По верхушкам деревьев ползли тени облаков, сверху гасло скучное небо. За парком торчала пожарная каланча, выглядывали купеческие дома, насупленные и приземистые, по самые окна заросшие лопухами. Виднелись низкорослые яблони за косыми заборами, пустые улочки в ухабах. К Яузе спускалась кривая тропинка, на мостках баба с голыми розовыми руками полоскала серые тряпки.
– Петербург… – прошептала Катя и поставила стакан на подоконник, закусив губу и сцепив пальцы, она делала вид, что смотрит в окно. Щекотная слеза сползла по щеке, повисла на подбородке. Катя зло стерла ее ладошкой. Не хватает только разреветься тут…

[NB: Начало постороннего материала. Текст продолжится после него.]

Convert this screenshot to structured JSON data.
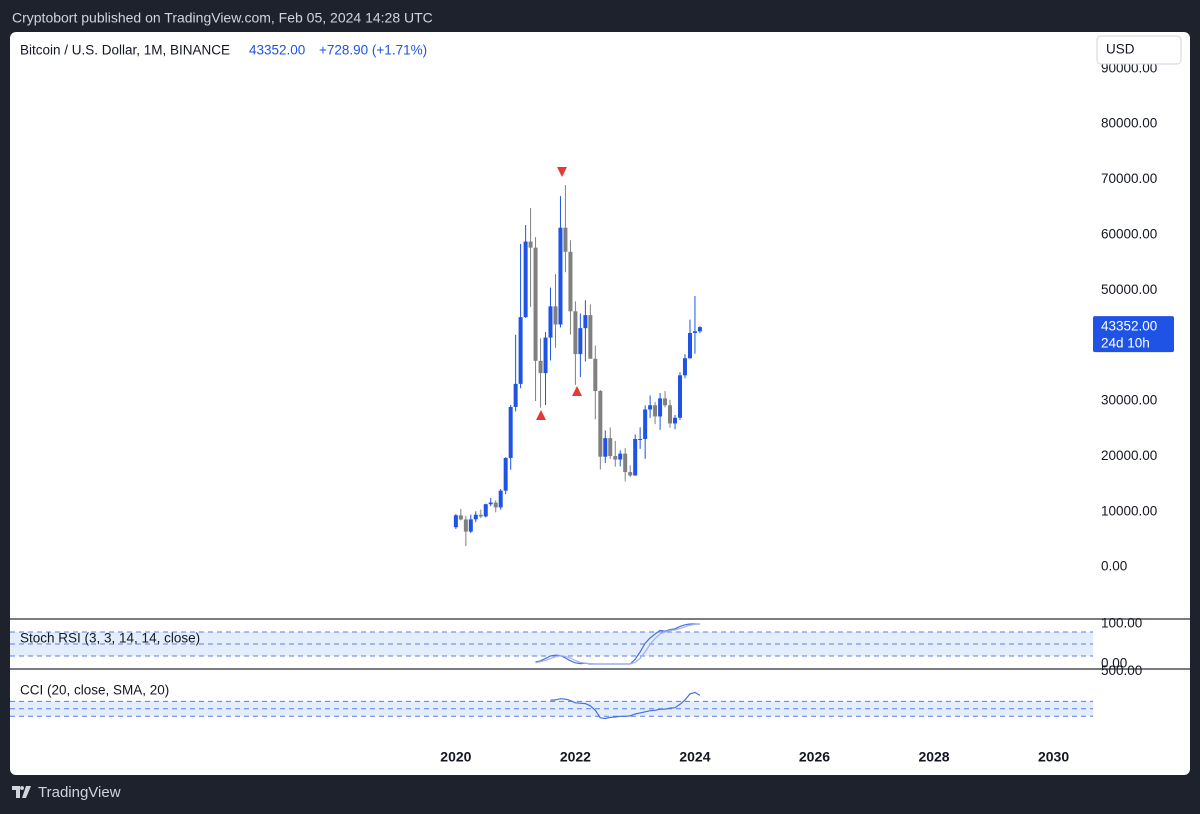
{
  "header": {
    "publisher": "Cryptobort published on TradingView.com, Feb 05, 2024 14:28 UTC"
  },
  "footer": {
    "brand": "TradingView"
  },
  "chart_data": [
    {
      "type": "candlestick",
      "title": "Bitcoin / U.S. Dollar, 1M, BINANCE",
      "change": "+728.90 (+1.71%)",
      "currency": "USD",
      "countdown": "24d 10h",
      "last_price": {
        "value": 43352,
        "label": "43352.00"
      },
      "up_color": "#1e53e5",
      "down_color": "#808080",
      "grid": false,
      "x": [
        2020,
        2020.083,
        2020.167,
        2020.25,
        2020.333,
        2020.417,
        2020.5,
        2020.583,
        2020.667,
        2020.75,
        2020.833,
        2020.917,
        2021,
        2021.083,
        2021.167,
        2021.25,
        2021.333,
        2021.417,
        2021.5,
        2021.583,
        2021.667,
        2021.75,
        2021.833,
        2021.917,
        2022,
        2022.083,
        2022.167,
        2022.25,
        2022.333,
        2022.417,
        2022.5,
        2022.583,
        2022.667,
        2022.75,
        2022.833,
        2022.917,
        2023,
        2023.083,
        2023.167,
        2023.25,
        2023.333,
        2023.417,
        2023.5,
        2023.583,
        2023.667,
        2023.75,
        2023.833,
        2023.917,
        2024,
        2024.083
      ],
      "open": [
        7195,
        9350,
        8600,
        6410,
        8620,
        9450,
        9140,
        11350,
        11650,
        10780,
        13800,
        19700,
        28920,
        33090,
        45140,
        58800,
        57700,
        37250,
        35040,
        41460,
        47100,
        43820,
        61300,
        56950,
        46200,
        38470,
        43160,
        45510,
        37630,
        31800,
        19940,
        23290,
        20050,
        19420,
        20490,
        17160,
        16540,
        23130,
        23140,
        28470,
        29230,
        27210,
        30470,
        29230,
        25940,
        26970,
        34640,
        37720,
        42280,
        42580
      ],
      "high": [
        9578,
        10500,
        9190,
        9460,
        10080,
        10380,
        11440,
        12470,
        12070,
        14100,
        19860,
        29300,
        41950,
        58350,
        61780,
        64850,
        59600,
        41330,
        42450,
        50500,
        52920,
        67000,
        69000,
        59040,
        47990,
        45820,
        48190,
        47440,
        40020,
        31990,
        24670,
        25210,
        22800,
        21090,
        21480,
        18390,
        23960,
        25250,
        29180,
        31000,
        29820,
        31430,
        31800,
        30230,
        27480,
        35200,
        38450,
        44700,
        48970,
        43500
      ],
      "low": [
        6871,
        8450,
        3782,
        6150,
        8100,
        8830,
        8980,
        10990,
        9880,
        10370,
        13200,
        17570,
        28130,
        32300,
        45000,
        47000,
        30000,
        28800,
        29280,
        37330,
        39600,
        43280,
        53260,
        42000,
        32920,
        34320,
        37150,
        37700,
        26700,
        17620,
        18780,
        19520,
        18120,
        18190,
        15480,
        16250,
        16500,
        21350,
        19550,
        26940,
        25810,
        24800,
        28860,
        25170,
        24900,
        26560,
        34100,
        37620,
        38550,
        42260
      ],
      "close": [
        9350,
        8600,
        6410,
        8620,
        9450,
        9140,
        11350,
        11650,
        10780,
        13800,
        19700,
        28920,
        33090,
        45140,
        58800,
        57700,
        37250,
        35040,
        41460,
        47100,
        43820,
        61300,
        56950,
        46200,
        38470,
        43160,
        45510,
        37630,
        31800,
        19940,
        23290,
        20050,
        19420,
        20490,
        17160,
        16540,
        23130,
        23140,
        28470,
        29230,
        27210,
        30470,
        29230,
        25940,
        26970,
        34640,
        37720,
        42280,
        42580,
        43352
      ],
      "xlim": [
        2012.54,
        2030.66
      ],
      "xticks": [
        2020,
        2022,
        2024,
        2026,
        2028,
        2030
      ],
      "ylim": [
        -9200,
        96650
      ],
      "yticks": [
        {
          "value": 0,
          "label": "0.00"
        },
        {
          "value": 10000,
          "label": "10000.00"
        },
        {
          "value": 20000,
          "label": "20000.00"
        },
        {
          "value": 30000,
          "label": "30000.00"
        },
        {
          "value": 40000,
          "label": "40000.00"
        },
        {
          "value": 50000,
          "label": "50000.00"
        },
        {
          "value": 60000,
          "label": "60000.00"
        },
        {
          "value": 70000,
          "label": "70000.00"
        },
        {
          "value": 80000,
          "label": "80000.00"
        },
        {
          "value": 90000,
          "label": "90000.00"
        }
      ]
    },
    {
      "type": "line",
      "title": "Stoch RSI (3, 3, 14, 14, close)",
      "ylim": [
        -10,
        110
      ],
      "yticks": [
        {
          "value": 100,
          "label": "100.00"
        },
        {
          "value": 0,
          "label": "0.00"
        }
      ],
      "levels": [
        80,
        50,
        20
      ],
      "band_color": "#e3edfb",
      "series": [
        {
          "color": "#4a6fdc",
          "values": [
            null,
            null,
            null,
            null,
            null,
            null,
            null,
            null,
            null,
            null,
            null,
            null,
            null,
            null,
            null,
            null,
            5,
            8,
            14,
            20,
            22,
            21,
            15,
            8,
            3,
            1,
            2,
            0,
            0,
            0,
            0,
            0,
            0,
            0,
            0,
            0,
            12,
            30,
            52,
            65,
            75,
            84,
            82,
            86,
            88,
            94,
            98,
            100,
            100,
            100
          ]
        },
        {
          "color": "#9fb3e6",
          "values": [
            null,
            null,
            null,
            null,
            null,
            null,
            null,
            null,
            null,
            null,
            null,
            null,
            null,
            null,
            null,
            null,
            3,
            6,
            9,
            14,
            18,
            21,
            19,
            15,
            9,
            4,
            2,
            1,
            0,
            0,
            0,
            0,
            0,
            0,
            0,
            0,
            4,
            14,
            31,
            49,
            64,
            75,
            80,
            84,
            85,
            89,
            93,
            97,
            99,
            100
          ]
        }
      ]
    },
    {
      "type": "line",
      "title": "CCI (20, close, SMA, 20)",
      "ylim": [
        -150,
        520
      ],
      "yticks": [
        {
          "value": 500,
          "label": "500.00"
        }
      ],
      "levels": [
        100,
        0,
        -100
      ],
      "band_color": "#e3edfb",
      "series": [
        {
          "color": "#4a6fdc",
          "values": [
            null,
            null,
            null,
            null,
            null,
            null,
            null,
            null,
            null,
            null,
            null,
            null,
            null,
            null,
            null,
            null,
            null,
            null,
            null,
            115,
            120,
            135,
            130,
            110,
            80,
            75,
            70,
            40,
            -20,
            -120,
            -130,
            -115,
            -110,
            -100,
            -100,
            -95,
            -70,
            -55,
            -40,
            -25,
            -20,
            -5,
            -5,
            10,
            15,
            60,
            120,
            200,
            220,
            180
          ]
        }
      ]
    }
  ]
}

Несколько месяцев назад, в марте, правительство большевиков бежало из Петербурга в Москву. Переезд проходил тайно, Ленина и его соратников, под охраной латышских стрелков, ночью погрузили в литерный поезд. Состав формировали не на главном, Николаевском, вокзале, а на окраине Петрограда, на полустанке «Цветочная» под прикрытием товарных вагонов и чумазых цистерн. В два часа ночи паровоз с погашенными огнями отправился в путь.
Бегут! Бегут!
Большевики доживают последние деньки!
Немецкие войска уже заняли Петергоф, офицеры разглядывают в бинокли шпиль Петропавловской крепости. Завтра они будут маршировать по Невскому. Эсеры призывают расправиться с Лениным, расстрелять всех главарей. В газете «Новая жизнь» передовица:
«Перед нами компания авантюристов, которые ради собственных интересов, ради промедления еще на несколько недель агонии своего гибнущего самодержавия, готовы на самое постыдное предательство интересов родины и революции, интересов российского пролетариата, именем которого они бесчинствуют на вакантном троне Романовых».
Кто посмел такое написать? Кто?! Максим Горький.
В Питере – всеобщая забастовка. Служащие объявили бойкот Ленину – не работают почта и телеграф, конторы и магазины, закрыты банки, парализован транспорт. По Питеру рыскают банды вооруженных дезертиров, они грабят, убивают, насилуют; особо зверствуют матросы. На Морской шайка балтийцев потехи ради выкинула с пятого этажа восьмидесятилетнюю старуху. Патрули красногвардейцев отличаются от бандитов лишь красными повязками на рукаве и лучшей организацией – эти катаются на грузовиках, у них списки адресов ювелиров, антикваров, коллекционеров и прочей буржуйской сволочи. Награбленное стекается в Смольный, штаб пролетарской революции. Большевики занимаются привычным делом – экспроприацией.
Литерный поезд с погашенными огнями покинул Петербург в два часа ночи. Под утро на станции Малая Вишера состав заскрежетал тормозами и резко остановился. Ленин распахнул дверь купе, крикнул в коридор:
– Что там еще? Где Дядя Том?
«Дядя Том» – подпольная кличка Бонч-Бруевича, партийного завхоза и организатора тайного бегства большевистского штаба в Москву. Спать Ленин не ложился, его боязнь покушений переросла в паранойю. Эсеры призывали к его физическому уничтожению – во вторник в Смольный пытался пробраться некто с ножом, на той недели схватили бомбиста, ряженного под крестьянина. Железнодорожники грозили заминировать рельсы. Всю ночь Ленин просидел на краю жесткой дубовой лавки, слушая, как внизу стучат колеса, а наверху мирно посапывает Надежда. Он пытался работать, дул чай, ходил в соседнее купе ругаться с Зиновьевым. В душном коридоре дежурили латышские стрелки – два молодца гренадерского сложения с английскими карабинами. Ленин попросил махорки, с одним, Гуннаром, пошел курить в тамбур, но там поперхнулся и закашлялся до слез. Поговорить тоже не удалось, белоглазый латыш ни черта не понимал по-русски.
Зиновьев тоже трусил, но его страх был рационален: он не хотел покидать Питер, боясь потерять личное влияние как председатель Петросовета.